そのためJRでは、問題対応だけでなく、日常的に大事にすべき基本姿勢も重視されます。相手を一人の人として尊重すること・良い仕事はきちんと認めること・事実をつかまずに決めつけないこと・本人が前向きに動ける形で関わること——人間関係の問題は曖昧に見えますが、だからこそ監督者側に一定の型が必要になります。
なぜ職場の人間関係はこじれやすいのか
職場の人間関係が悪化する原因は、一つの大きな事件よりも、小さなズレの放置であることがほとんどです。指摘の仕方が人によって違い不公平感が出る。忙しさを理由に説明や対話が減り、誤解がたまる。頑張っても見てもらえていない感覚が続く——こうしたズレは一つひとつは小さく見えても、積み重なると信頼を削っていきます。

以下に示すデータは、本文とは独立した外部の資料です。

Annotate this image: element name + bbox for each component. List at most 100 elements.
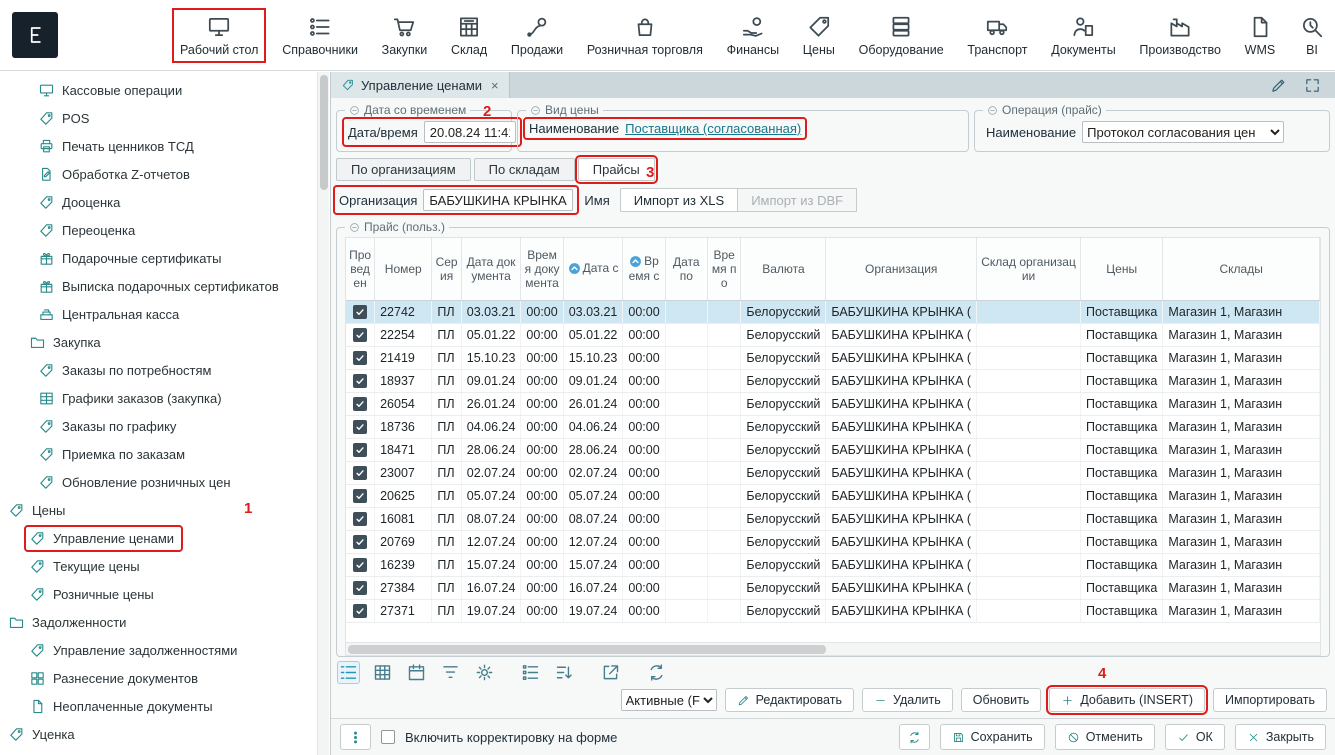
- sidebar-item[interactable]: Кассовые операции: [0, 76, 317, 104]
- filter-icon[interactable]: [440, 662, 461, 683]
- tab-close-icon[interactable]: ×: [491, 78, 499, 93]
- grid-row[interactable]: 22742ПЛ03.03.2100:0003.03.2100:00Белорус…: [346, 300, 1320, 323]
- grid-row[interactable]: 18736ПЛ04.06.2400:0004.06.2400:00Белорус…: [346, 415, 1320, 438]
- collapse-icon[interactable]: [349, 222, 360, 233]
- row-checkbox[interactable]: [353, 351, 367, 365]
- row-checkbox[interactable]: [353, 535, 367, 549]
- ok-button[interactable]: ОК: [1165, 724, 1225, 750]
- sidebar-item[interactable]: Дооценка: [0, 188, 317, 216]
- sidebar-item[interactable]: Закупка: [0, 328, 317, 356]
- form-correction-checkbox[interactable]: [381, 730, 395, 744]
- grid-row[interactable]: 22254ПЛ05.01.2200:0005.01.2200:00Белорус…: [346, 323, 1320, 346]
- calendar-icon[interactable]: [406, 662, 427, 683]
- grid-row[interactable]: 18471ПЛ28.06.2400:0028.06.2400:00Белорус…: [346, 438, 1320, 461]
- collapse-icon[interactable]: [987, 105, 998, 116]
- column-header[interactable]: Время документа: [521, 238, 563, 300]
- row-checkbox[interactable]: [353, 420, 367, 434]
- sidebar-item[interactable]: Подарочные сертификаты: [0, 244, 317, 272]
- cancel-button[interactable]: Отменить: [1055, 724, 1155, 750]
- top-nav-item[interactable]: Справочники: [276, 10, 364, 61]
- sidebar-item[interactable]: Печать ценников ТСД: [0, 132, 317, 160]
- price-kind-link[interactable]: Поставщика (согласованная): [625, 121, 801, 136]
- sidebar-item[interactable]: Неоплаченные документы: [0, 692, 317, 720]
- grid-row[interactable]: 27384ПЛ16.07.2400:0016.07.2400:00Белорус…: [346, 576, 1320, 599]
- top-nav-item[interactable]: Розничная торговля: [581, 10, 709, 61]
- operation-select[interactable]: Протокол согласования цен: [1082, 121, 1284, 143]
- app-logo[interactable]: [12, 12, 58, 58]
- sidebar-item[interactable]: Обработка Z-отчетов: [0, 160, 317, 188]
- sidebar-item[interactable]: Графики заказов (закупка): [0, 384, 317, 412]
- datetime-input[interactable]: [424, 121, 516, 143]
- gear-icon[interactable]: [474, 662, 495, 683]
- top-nav-item[interactable]: Транспорт: [961, 10, 1033, 61]
- sidebar-item[interactable]: Разнесение документов: [0, 664, 317, 692]
- column-header[interactable]: Дата с: [563, 238, 623, 300]
- sidebar-item[interactable]: Приемка по заказам: [0, 440, 317, 468]
- row-checkbox[interactable]: [353, 581, 367, 595]
- sidebar-item[interactable]: Управление ценами: [0, 524, 317, 552]
- sidebar-item[interactable]: Обновление розничных цен: [0, 468, 317, 496]
- grid-row[interactable]: 18937ПЛ09.01.2400:0009.01.2400:00Белорус…: [346, 369, 1320, 392]
- column-header[interactable]: Валюта: [741, 238, 826, 300]
- sync-icon[interactable]: [646, 662, 667, 683]
- collapse-icon[interactable]: [349, 105, 360, 116]
- sidebar-item[interactable]: Центральная касса: [0, 300, 317, 328]
- list-view-icon[interactable]: [338, 662, 359, 683]
- top-nav-item[interactable]: WMS: [1239, 10, 1282, 61]
- save-button[interactable]: Сохранить: [940, 724, 1045, 750]
- delete-button[interactable]: Удалить: [862, 688, 953, 712]
- column-header[interactable]: Серия: [432, 238, 461, 300]
- grid-row[interactable]: 26054ПЛ26.01.2400:0026.01.2400:00Белорус…: [346, 392, 1320, 415]
- row-checkbox[interactable]: [353, 374, 367, 388]
- column-header[interactable]: Организация: [826, 238, 977, 300]
- table-view-icon[interactable]: [372, 662, 393, 683]
- organization-input[interactable]: [423, 189, 573, 211]
- top-nav-item[interactable]: Склад: [445, 10, 493, 61]
- grid-row[interactable]: 16239ПЛ15.07.2400:0015.07.2400:00Белорус…: [346, 553, 1320, 576]
- collapse-icon[interactable]: [530, 105, 541, 116]
- numbered-list-icon[interactable]: [520, 662, 541, 683]
- sidebar-item[interactable]: Цены: [0, 496, 317, 524]
- subtab[interactable]: По складам: [474, 158, 575, 181]
- column-header[interactable]: Склады: [1163, 238, 1320, 300]
- subtab[interactable]: Прайсы: [578, 158, 655, 181]
- row-checkbox[interactable]: [353, 397, 367, 411]
- grid-row[interactable]: 23007ПЛ02.07.2400:0002.07.2400:00Белорус…: [346, 461, 1320, 484]
- subtab[interactable]: По организациям: [336, 158, 471, 181]
- column-header[interactable]: Цены: [1081, 238, 1163, 300]
- top-nav-item[interactable]: Производство: [1133, 10, 1227, 61]
- column-header[interactable]: Номер: [375, 238, 432, 300]
- horizontal-scrollbar[interactable]: [346, 642, 1320, 655]
- top-nav-item[interactable]: Цены: [797, 10, 841, 61]
- top-nav-item[interactable]: Оборудование: [853, 10, 950, 61]
- sidebar-item[interactable]: Переоценка: [0, 216, 317, 244]
- sort-asc-icon[interactable]: [629, 255, 642, 268]
- row-checkbox[interactable]: [353, 604, 367, 618]
- sidebar-item[interactable]: POS: [0, 104, 317, 132]
- top-nav-item[interactable]: Рабочий стол: [174, 10, 264, 61]
- sidebar-scrollbar-thumb[interactable]: [320, 75, 328, 190]
- fullscreen-icon[interactable]: [1304, 77, 1321, 94]
- top-nav-item[interactable]: Документы: [1045, 10, 1121, 61]
- sidebar-item[interactable]: Уценка: [0, 720, 317, 748]
- column-header[interactable]: Склад организации: [977, 238, 1081, 300]
- close-button[interactable]: Закрыть: [1235, 724, 1326, 750]
- row-checkbox[interactable]: [353, 328, 367, 342]
- edit-button[interactable]: Редактировать: [725, 688, 854, 712]
- import-dbf-button[interactable]: Импорт из DBF: [737, 188, 857, 212]
- sidebar-item[interactable]: Текущие цены: [0, 552, 317, 580]
- sidebar-item[interactable]: Управление задолженностями: [0, 636, 317, 664]
- grid-row[interactable]: 21419ПЛ15.10.2300:0015.10.2300:00Белорус…: [346, 346, 1320, 369]
- top-nav-item[interactable]: BI: [1293, 10, 1331, 61]
- add-button[interactable]: Добавить (INSERT): [1049, 688, 1205, 712]
- sidebar-item[interactable]: Выписка подарочных сертификатов: [0, 272, 317, 300]
- export-icon[interactable]: [600, 662, 621, 683]
- sorted-list-icon[interactable]: [554, 662, 575, 683]
- column-header[interactable]: Время с: [623, 238, 665, 300]
- grid-row[interactable]: 27371ПЛ19.07.2400:0019.07.2400:00Белорус…: [346, 599, 1320, 622]
- import-xls-button[interactable]: Импорт из XLS: [620, 188, 738, 212]
- sort-asc-icon[interactable]: [568, 262, 581, 275]
- row-checkbox[interactable]: [353, 558, 367, 572]
- tab-price-management[interactable]: Управление ценами ×: [331, 72, 510, 98]
- row-checkbox[interactable]: [353, 443, 367, 457]
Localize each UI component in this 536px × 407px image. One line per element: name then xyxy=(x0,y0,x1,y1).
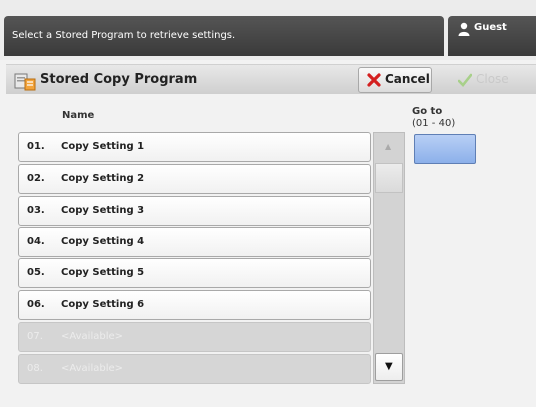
list-scrollbar[interactable]: ▲ ▼ xyxy=(373,132,405,384)
message-bar: Select a Stored Program to retrieve sett… xyxy=(0,0,536,60)
program-row-05[interactable]: 05. Copy Setting 5 xyxy=(18,258,371,288)
program-name: Copy Setting 1 xyxy=(61,141,145,152)
program-name: <Available> xyxy=(61,363,124,374)
program-name: Copy Setting 2 xyxy=(61,173,145,184)
scroll-thumb[interactable] xyxy=(375,163,403,193)
program-row-06[interactable]: 06. Copy Setting 6 xyxy=(18,290,371,320)
program-name: Copy Setting 4 xyxy=(61,236,145,247)
program-number: 06. xyxy=(27,299,45,310)
column-header-name: Name xyxy=(62,110,95,121)
scroll-down-button[interactable]: ▼ xyxy=(375,353,403,381)
program-row-02[interactable]: 02. Copy Setting 2 xyxy=(18,164,371,194)
arrow-up-icon: ▲ xyxy=(385,142,392,151)
cancel-icon xyxy=(367,73,381,87)
goto-label: Go to xyxy=(412,106,443,117)
program-row-03[interactable]: 03. Copy Setting 3 xyxy=(18,196,371,226)
stored-program-list: 01. Copy Setting 1 02. Copy Setting 2 03… xyxy=(18,128,373,388)
close-button[interactable]: Close xyxy=(444,67,524,93)
page-title: Stored Copy Program xyxy=(40,72,198,87)
program-row-07[interactable]: 07. <Available> xyxy=(18,322,371,352)
program-number: 08. xyxy=(27,363,43,374)
program-number: 01. xyxy=(27,141,45,152)
program-number: 03. xyxy=(27,205,45,216)
program-number: 04. xyxy=(27,236,45,247)
program-name: Copy Setting 6 xyxy=(61,299,145,310)
cancel-label: Cancel xyxy=(385,72,430,86)
program-row-04[interactable]: 04. Copy Setting 4 xyxy=(18,227,371,257)
title-bar: Stored Copy Program Cancel Close xyxy=(6,64,536,94)
program-number: 02. xyxy=(27,173,45,184)
goto-number-button[interactable] xyxy=(414,134,476,164)
user-name: Guest xyxy=(474,22,507,33)
message-box: Select a Stored Program to retrieve sett… xyxy=(4,16,444,56)
program-name: Copy Setting 5 xyxy=(61,267,145,278)
program-number: 07. xyxy=(27,331,43,342)
message-text: Select a Stored Program to retrieve sett… xyxy=(12,30,236,41)
program-name: Copy Setting 3 xyxy=(61,205,145,216)
checkmark-icon xyxy=(458,73,472,87)
stored-program-icon xyxy=(14,73,36,91)
close-label: Close xyxy=(476,72,509,86)
scroll-up-button[interactable]: ▲ xyxy=(374,133,404,161)
user-icon xyxy=(458,22,470,36)
cancel-button[interactable]: Cancel xyxy=(358,67,432,93)
program-number: 05. xyxy=(27,267,45,278)
program-row-08[interactable]: 08. <Available> xyxy=(18,354,371,384)
goto-range: (01 - 40) xyxy=(412,118,456,129)
arrow-down-icon: ▼ xyxy=(385,361,393,372)
user-button[interactable]: Guest xyxy=(448,16,536,56)
program-row-01[interactable]: 01. Copy Setting 1 xyxy=(18,132,371,162)
program-name: <Available> xyxy=(61,331,124,342)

さらに厄介なのは、成果や作業の話が優先されやすく人間関係の問題が後回しにされがちなことです。しかし信頼関係が崩れると、報連相は減り・問題は表に出にくくなり・改善提案も止まりやすくなります。人の問題は雰囲気だけの問題ではなく、現場の再現性や生産性にも直結します。
TWI JRの中核となる4段階の進め方
日産訓のJRトレーナーコースでは、「職場における人の問題の扱い方に関する手順」を次の4段階で整理しています。
- 第1段階:事実をつかむ
- 第2段階:よく考えて決める
- 第3段階:処置をとる
- 第4段階:後を確かめる
この流れがあることで、監督者は「誰が悪いか」を先に決めるのではなく、何が起きていてどこに手を打つべきかを整理しやすくなります。
第1段階:事実をつかむ
人の問題で最初にやるべきことは、意見ではなく事実を集めることです。「あの人はやる気がない」「反抗的だ」といった評価語から会話が始まると、対応を誤らせやすくなります。見るべきなのは、いつ・どこで・誰が・何をしたのか、本人はどう説明しているのか、周囲は何を見ていたのか、似たことは繰り返されているのかです。
人間関係の問題ほど最初の印象が強く働きます。だからこそJRでは、最初に「決めつけずに事実をつかむ」ことが重要になります。
第2段階:よく考えて決める
事実を集めたら、背景や事情を考えます。なぜその行動が起きたのか——本人の能力の問題か・説明不足か・役割の曖昧さか・周囲との関係か・負荷の偏りかを整理します。職場の問題は本人の性格だけで起きるとは限らず、教え方が雑だった・ルールが曖昧だった・期待水準が共有されていなかったなど複数の要因が重なっていることもあります。ここを見ずに「本人の態度が悪い」で終わらせると、表面上は収まっても再発しやすくなります。
第3段階:処置をとる
事情を整理したら、対応を決めて実行します。「とりあえず注意する」だけで終わらせないことが重要です。説明不足が原因なら教え方を変える必要がありますし、役割の曖昧さが原因なら期待のすり合わせが必要です。場合によっては、本人との面談・役割の再確認・周囲との調整・再指導など、複数の手段を組み合わせる必要があります。感情の発散として注意するのではなく、状況を前に進めるために何をするかを決めることが大切です。対応はできるだけ具体的な方が機能します。
第4段階:後を確かめる
人の問題は、一度話したら終わりではありません。対応後にどう変わったかを確認しないと、表面上は静かになっていても問題の火種が残ります。確認すべきなのは、本人の行動が変わったかだけではありません。周囲との関係に改善が見られるか・誤解が減っているか・再発しそうな要因が残っていないかも見る必要があります。また、改善が見られたときにそれをきちんと認めることも大切です。注意だけが残る職場では人は防御的になりやすく、前向きな変化が続きにくくなります。
JRを機能させる実践のコツ
まず大切なのは、日常の小さな違和感を後回しにしないことです。大きなトラブルになる前の段階では、サインはかなり小さく出ます。返事が減る・相談が減る・表情が硬い・特定の人との連携が悪くなる——こうした変化を「忙しいから」で流すと、後で対応コストが大きくなります。
次に大事なのは、人の問題を性格の一言で片づけないことです。「やる気がない人」「扱いにくい人」とラベルを貼ると、監督者自身が背景を見るのをやめてしまいます。判断するにもまずは事実と事情の整理が必要です。さらに、良い点をきちんと認めることも重要です。注意だけの関係より、良い仕事を見て認める関係の方が、必要な指摘も通りやすくなります。